In what is considered the true start of the modern UFO era, Seattle pilot and businessman Kevin Arnold spotted a number of “undulating” shapes flying over Mount Rainier one afternoon in May, 1947, moving at speeds many times faster that the best aircraft of the day could achieve. Somehow he got the media’s attention after he landed and, upon declaring that the objects seemed to “skip like saucers across a pond”, the term “flying saucer” was born, thus starting a new chapter in the world of aerial phenomena. Skeptics today continue to challenge Arnold’s assessment of the craft’s actual speed and distance or claim they were merely light reflections off his own cockpit window, but it can’t be denied that whatever it was Mr. Arnold saw that day, his curious encounter in the skies over the Pacific Northwest had a greater effect on our culture than even he could have imagined.

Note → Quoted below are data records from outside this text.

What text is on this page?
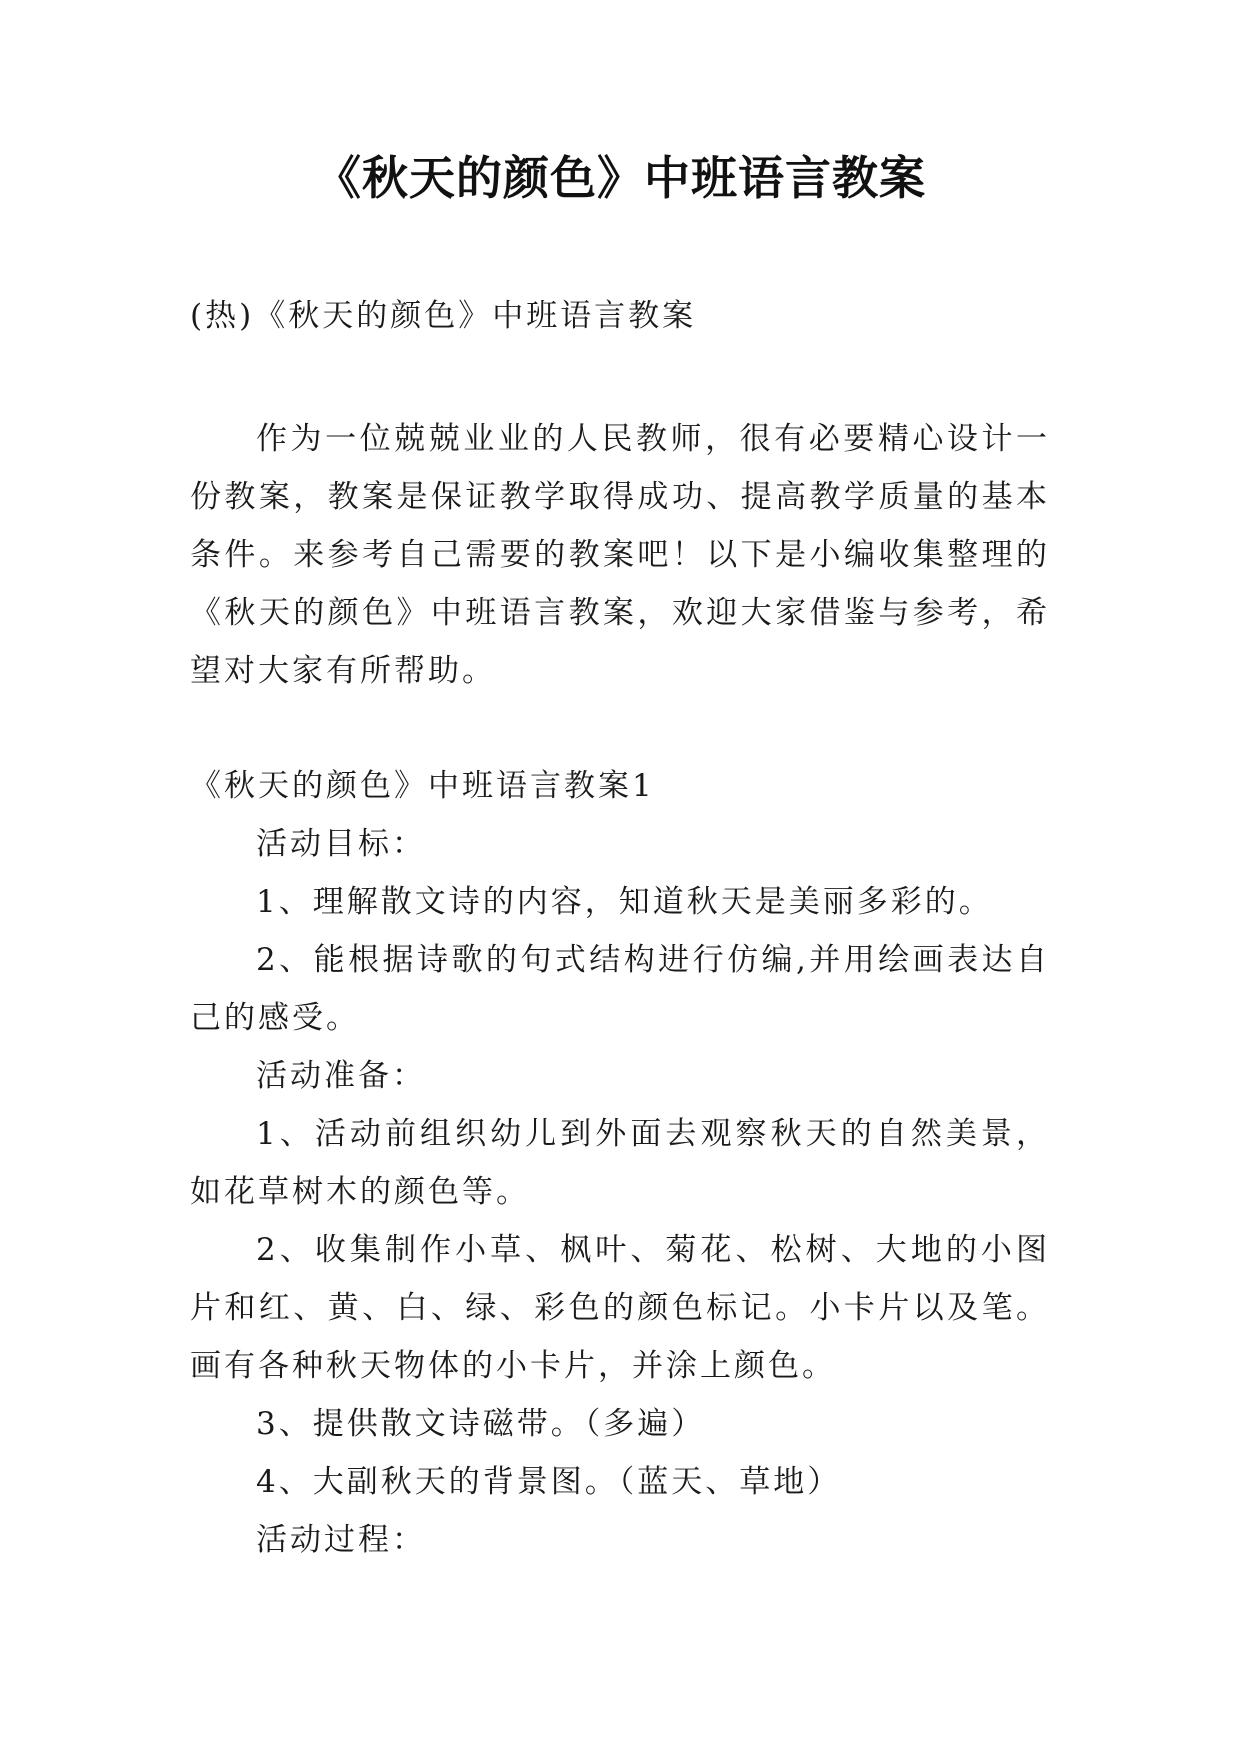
《秋天的颜色》中班语言教案

(热)《秋天的颜色》中班语言教案

作为一位兢兢业业的人民教师，很有必要精心设计一份教案，教案是保证教学取得成功、提高教学质量的基本条件。来参考自己需要的教案吧！以下是小编收集整理的《秋天的颜色》中班语言教案，欢迎大家借鉴与参考，希望对大家有所帮助。

《秋天的颜色》中班语言教案1

活动目标：

1、理解散文诗的内容，知道秋天是美丽多彩的。

2、能根据诗歌的句式结构进行仿编,并用绘画表达自己的感受。

活动准备：

1、活动前组织幼儿到外面去观察秋天的自然美景，如花草树木的颜色等。

2、收集制作小草、枫叶、菊花、松树、大地的小图片和红、黄、白、绿、彩色的颜色标记。小卡片以及笔。画有各种秋天物体的小卡片，并涂上颜色。

3、提供散文诗磁带。（多遍）

4、大副秋天的背景图。（蓝天、草地）

活动过程：
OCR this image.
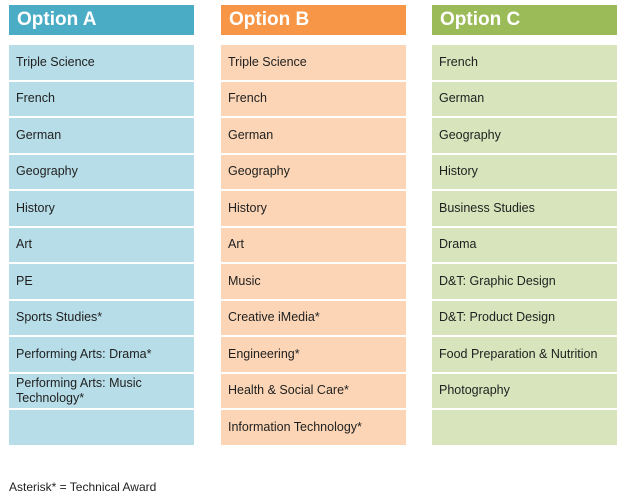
Option A
Triple Science
French
German
Geography
History
Art
PE
Sports Studies*
Performing Arts: Drama*
Performing Arts: Music Technology*
Option B
Triple Science
French
German
Geography
History
Art
Music
Creative iMedia*
Engineering*
Health & Social Care*
Information Technology*
Option C
French
German
Geography
History
Business Studies
Drama
D&T: Graphic Design
D&T: Product Design
Food Preparation & Nutrition
Photography
Asterisk* = Technical Award
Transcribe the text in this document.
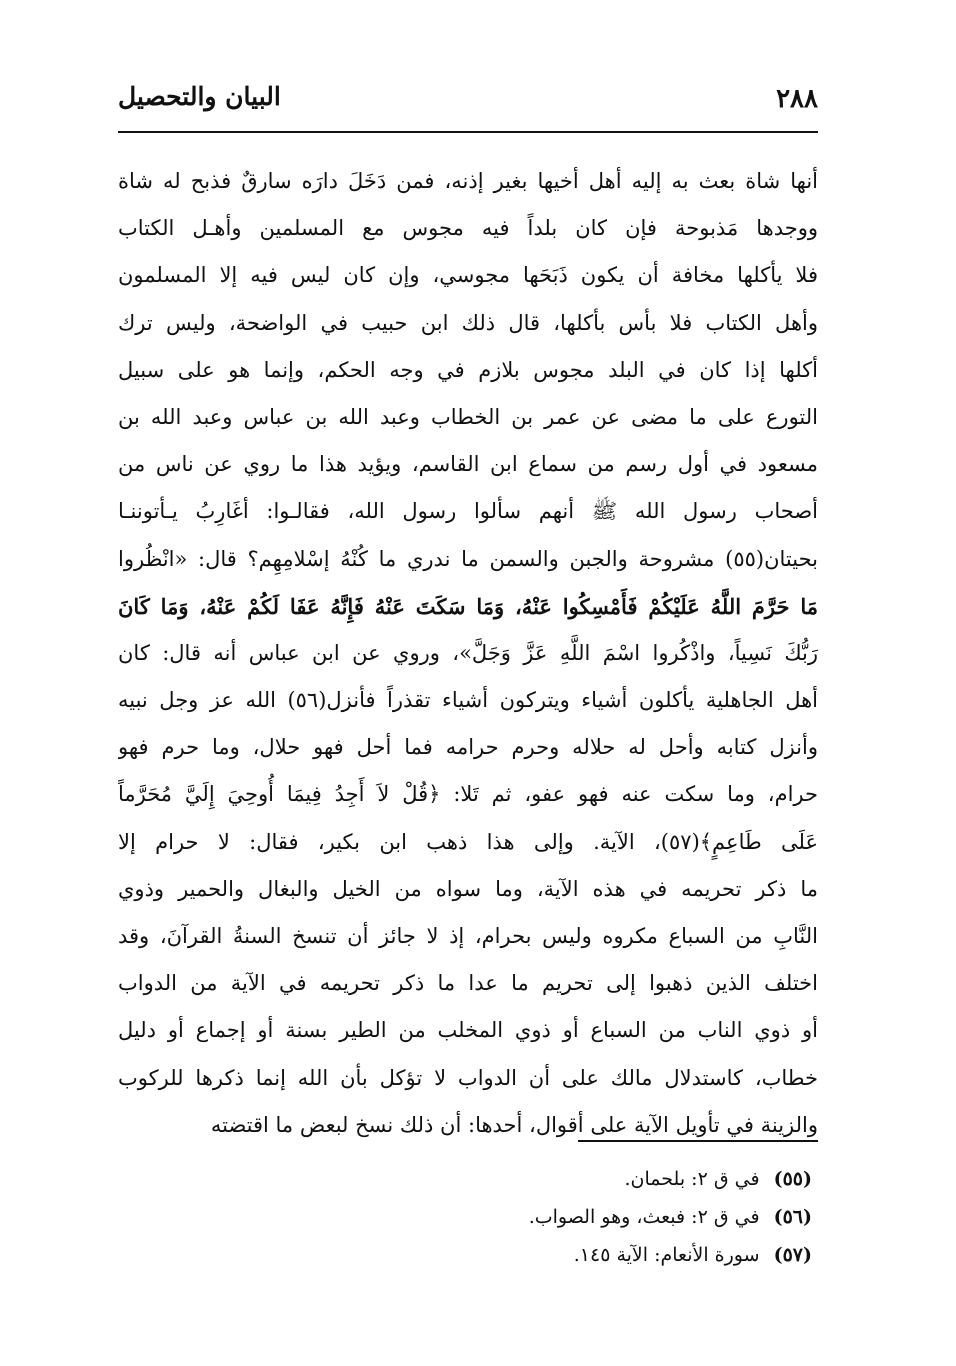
٢٨٨
البيان والتحصيل
أنها شاة بعث به إليه أهل أخيها بغير إذنه، فمن دَخَلَ دارَه سارقٌ فذبح له شاة
ووجدها مَذبوحة فإن كان بلداً فيه مجوس مع المسلمين وأهـل الكتاب
فلا يأكلها مخافة أن يكون ذَبَحَها مجوسي، وإن كان ليس فيه إلا المسلمون
وأهل الكتاب فلا بأس بأكلها، قال ذلك ابن حبيب في الواضحة، وليس ترك
أكلها إذا كان في البلد مجوس بلازم في وجه الحكم، وإنما هو على سبيل
التورع على ما مضى عن عمر بن الخطاب وعبد الله بن عباس وعبد الله بن
مسعود في أول رسم من سماع ابن القاسم، ويؤيد هذا ما روي عن ناس من
أصحاب رسول الله ﷺ أنهم سألوا رسول الله، فقالـوا: أغَارِبُ يـأتوننـا
بحيتان(٥٥) مشروحة والجبن والسمن ما ندري ما كُنْهُ إسْلامِهِم؟ قال: «انْظُروا
مَا حَرَّمَ اللَّهُ عَلَيْكُمْ فَأَمْسِكُوا عَنْهُ، وَمَا سَكَتَ عَنْهُ فَإِنَّهُ عَفَا لَكُمْ عَنْهُ، وَمَا كَانَ
رَبُّكَ نَسِياً، واذْكُروا اسْمَ اللَّهِ عَزَّ وَجَلَّ»، وروي عن ابن عباس أنه قال: كان
أهل الجاهلية يأكلون أشياء ويتركون أشياء تقذراً فأنزل(٥٦) الله عز وجل نبيه
وأنزل كتابه وأحل له حلاله وحرم حرامه فما أحل فهو حلال، وما حرم فهو
حرام، وما سكت عنه فهو عفو، ثم تَلا: ﴿قُلْ لاَ أَجِدُ فِيمَا أُوحِيَ إِلَيَّ مُحَرَّماً
عَلَى طَاعِمٍ﴾(٥٧)، الآية. وإلى هذا ذهب ابن بكير، فقال: لا حرام إلا
ما ذكر تحريمه في هذه الآية، وما سواه من الخيل والبغال والحمير وذوي
النَّابِ من السباع مكروه وليس بحرام، إذ لا جائز أن تنسخ السنةُ القرآنَ، وقد
اختلف الذين ذهبوا إلى تحريم ما عدا ما ذكر تحريمه في الآية من الدواب
أو ذوي الناب من السباع أو ذوي المخلب من الطير بسنة أو إجماع أو دليل
خطاب، كاستدلال مالك على أن الدواب لا تؤكل بأن الله إنما ذكرها للركوب
والزينة في تأويل الآية على أقوال، أحدها: أن ذلك نسخ لبعض ما اقتضته
(٥٥) في ق ٢: بلحمان.
(٥٦) في ق ٢: فبعث، وهو الصواب.
(٥٧) سورة الأنعام: الآية ١٤٥.
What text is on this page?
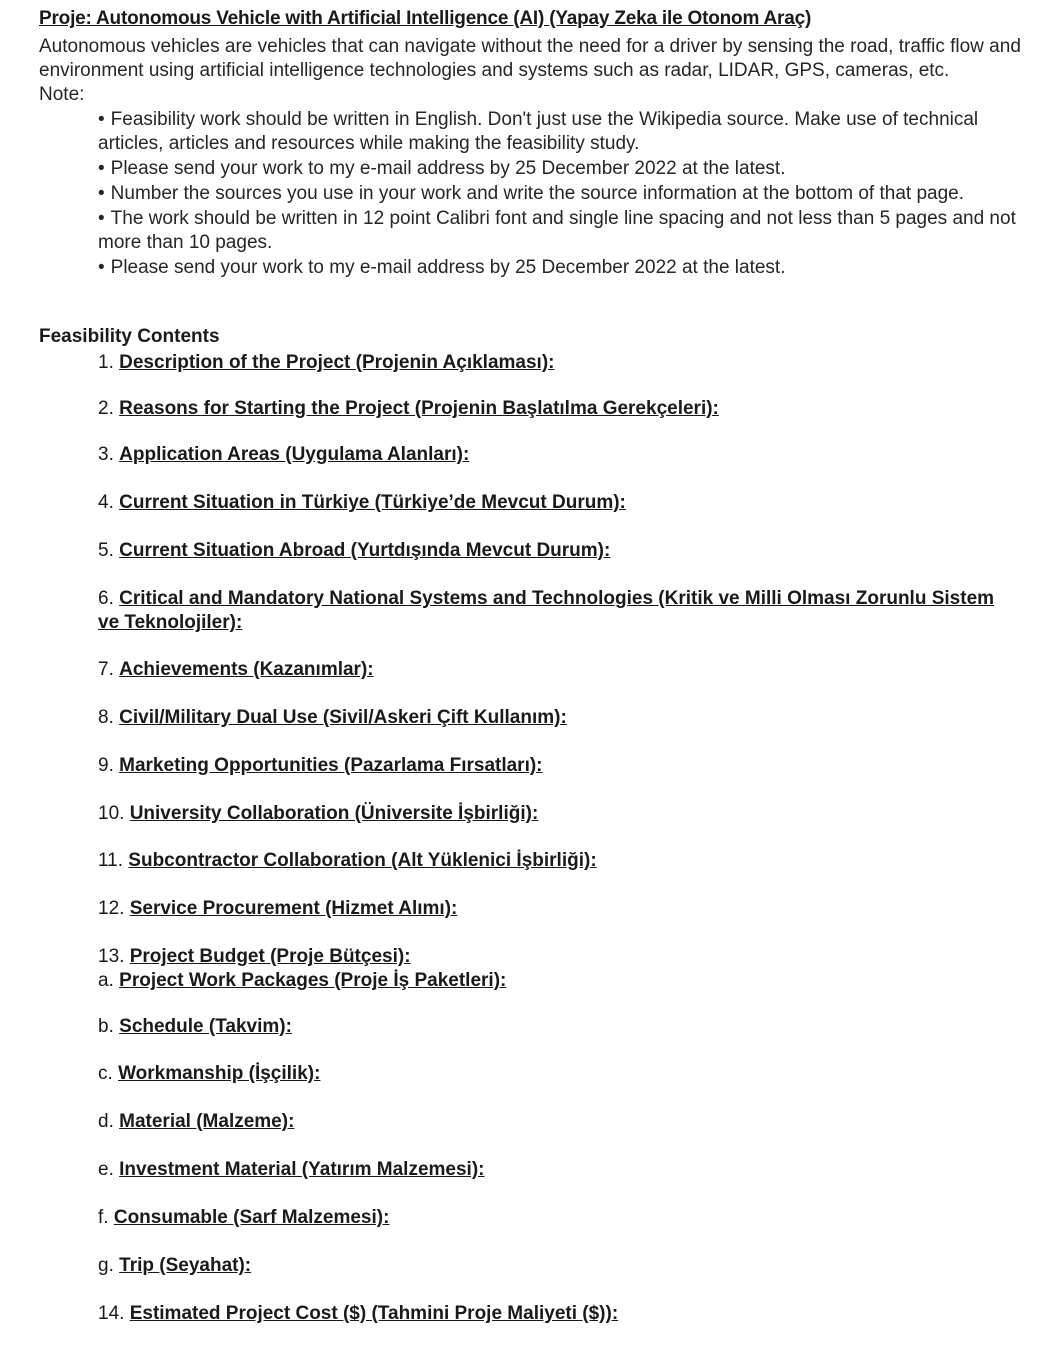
Proje: Autonomous Vehicle with Artificial Intelligence (AI) (Yapay Zeka ile Otonom Araç)
Autonomous vehicles are vehicles that can navigate without the need for a driver by sensing the road, traffic flow and environment using artificial intelligence technologies and systems such as radar, LIDAR, GPS, cameras, etc.
Note:
• Feasibility work should be written in English. Don't just use the Wikipedia source. Make use of technical articles, articles and resources while making the feasibility study.
• Please send your work to my e-mail address by 25 December 2022 at the latest.
• Number the sources you use in your work and write the source information at the bottom of that page.
• The work should be written in 12 point Calibri font and single line spacing and not less than 5 pages and not more than 10 pages.
• Please send your work to my e-mail address by 25 December 2022 at the latest.
Feasibility Contents
1. Description of the Project (Projenin Açıklaması):
2. Reasons for Starting the Project (Projenin Başlatılma Gerekçeleri):
3. Application Areas (Uygulama Alanları):
4. Current Situation in Türkiye (Türkiye’de Mevcut Durum):
5. Current Situation Abroad (Yurtdışında Mevcut Durum):
6. Critical and Mandatory National Systems and Technologies (Kritik ve Milli Olması Zorunlu Sistem ve Teknolojiler):
7. Achievements (Kazanımlar):
8. Civil/Military Dual Use (Sivil/Askeri Çift Kullanım):
9. Marketing Opportunities (Pazarlama Fırsatları):
10. University Collaboration (Üniversite İşbirliği):
11. Subcontractor Collaboration (Alt Yüklenici İşbirliği):
12. Service Procurement (Hizmet Alımı):
13. Project Budget (Proje Bütçesi):
a. Project Work Packages (Proje İş Paketleri):
b. Schedule (Takvim):
c. Workmanship (İşçilik):
d. Material (Malzeme):
e. Investment Material (Yatırım Malzemesi):
f. Consumable (Sarf Malzemesi):
g. Trip (Seyahat):
14. Estimated Project Cost ($) (Tahmini Proje Maliyeti ($)):
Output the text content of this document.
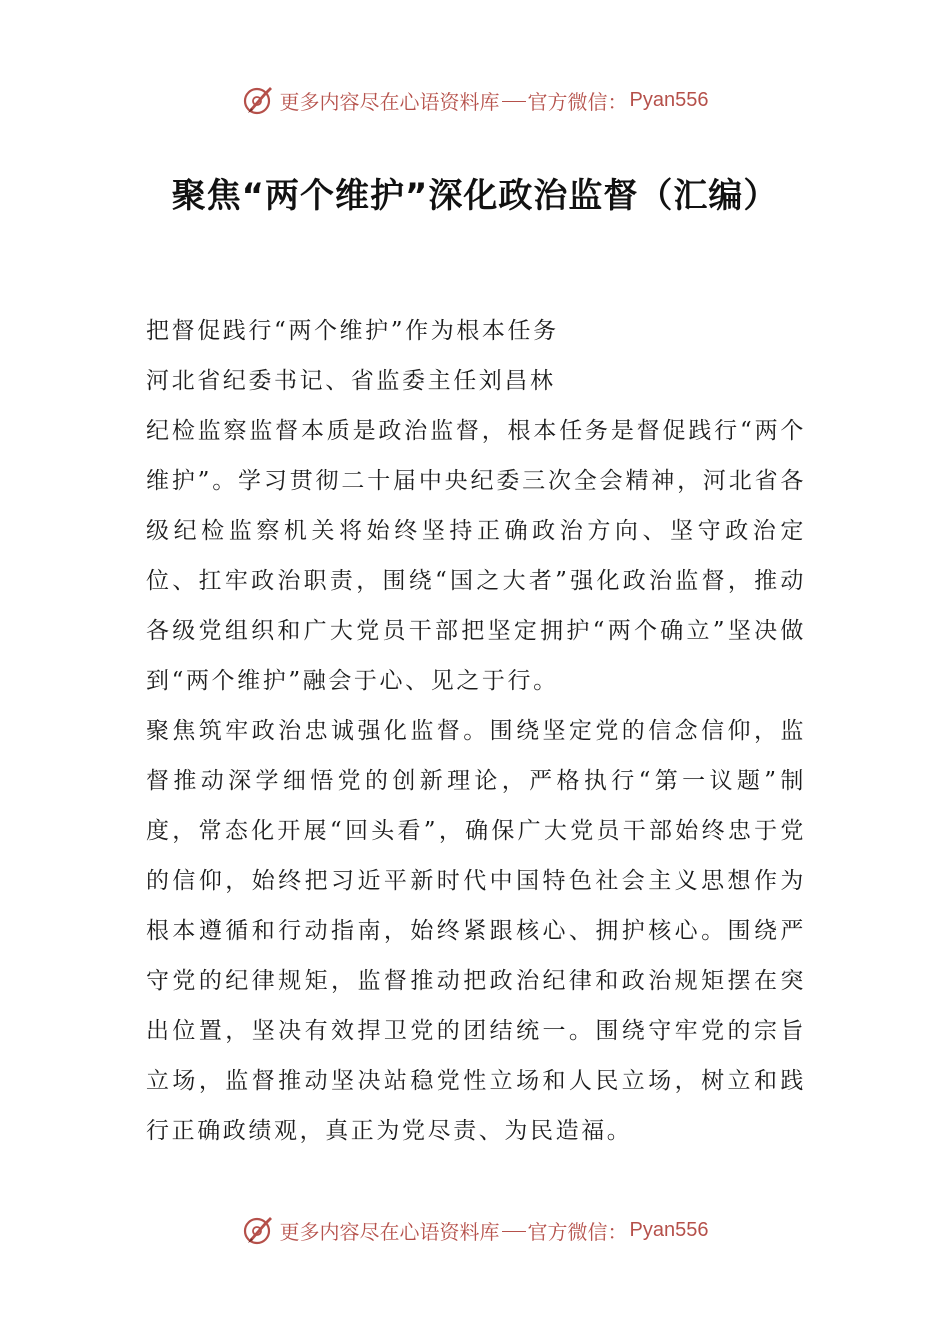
更多内容尽在心语资料库 官方微信： Pyan556
聚焦“两个维护”深化政治监督（汇编）

把督促践行“两个维护”作为根本任务

河北省纪委书记、省监委主任刘昌林

纪检监察监督本质是政治监督，根本任务是督促践行“两个维护”。学习贯彻二十届中央纪委三次全会精神，河北省各级纪检监察机关将始终坚持正确政治方向、坚守政治定位、扛牢政治职责，围绕“国之大者”强化政治监督，推动各级党组织和广大党员干部把坚定拥护“两个确立”坚决做到“两个维护”融会于心、见之于行。

聚焦筑牢政治忠诚强化监督。围绕坚定党的信念信仰，监督推动深学细悟党的创新理论，严格执行“第一议题”制度，常态化开展“回头看”，确保广大党员干部始终忠于党的信仰，始终把习近平新时代中国特色社会主义思想作为根本遵循和行动指南，始终紧跟核心、拥护核心。围绕严守党的纪律规矩，监督推动把政治纪律和政治规矩摆在突出位置，坚决有效捍卫党的团结统一。围绕守牢党的宗旨立场，监督推动坚决站稳党性立场和人民立场，树立和践行正确政绩观，真正为党尽责、为民造福。

更多内容尽在心语资料库 官方微信： Pyan556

1. Roswell, New Mexico Crash and Recovery, 1947

No single incident did more to put allegedly crashed saucers and little green men into the public consciousness than what took place in July of 1947 some fifty miles north of the New Mexico city of Roswell when an unassuming farmer named Matt Brazell discovered a debris field strewn with tiny metallic strips and wooden sticks near his farm. Having heard about “flying disks” in the papers (the Arnold sighting having made national headlines two months earlier), Matt wondered if he hadn’t stumbled across his very own crashed flying saucer and immediately contacted local military authorities. Curiously, at first they agreed with the farmer’s assessment and declared that a “crashed disk” had been recovered, only to recant hours later and claim the debris was part of a crashed weather balloon all along. That seemed to put an end the story and it was quickly relegated to the dustbin of UFO folklore until the late seventies when the Army Air Force intelligence officer who had been sent to pick the stuff up (which he stuffed into the trunk of his car)—one Jesse Marcel—claimed the material he recovered was extraterrestrial after all, creating a conspiracy theory of epic proportions that refuses to die to this day. So ingrained in the popular culture did the Roswell “crash” eventually become, that even when the Air Force came clean in 1995 by declassifying its up-to-then top secret Mogul project and admitting they had made the whole crash disk part up in an attempt to divert attention from Mogul’s true mission (high altitude balloons carrying long arrays of instruments designed to detect evidence of Soviet atomic blasts in the upper atmosphere), most ufologists refused to accept it. Since then, the story has diverged from its original account of a single debris field into stories of multiple crashes, loads of dead aliens, and charges that the technology recovered from it and a half dozen other crashes since (apparently UFOs crash with some regularity) is behind most of the great technological advances of the last fifty years. It also turned the formerly sleepy little enclave of Roswell into a Mecca for UFO buffs and created a cottage industry that will probably stand longer than the Roman Empire did.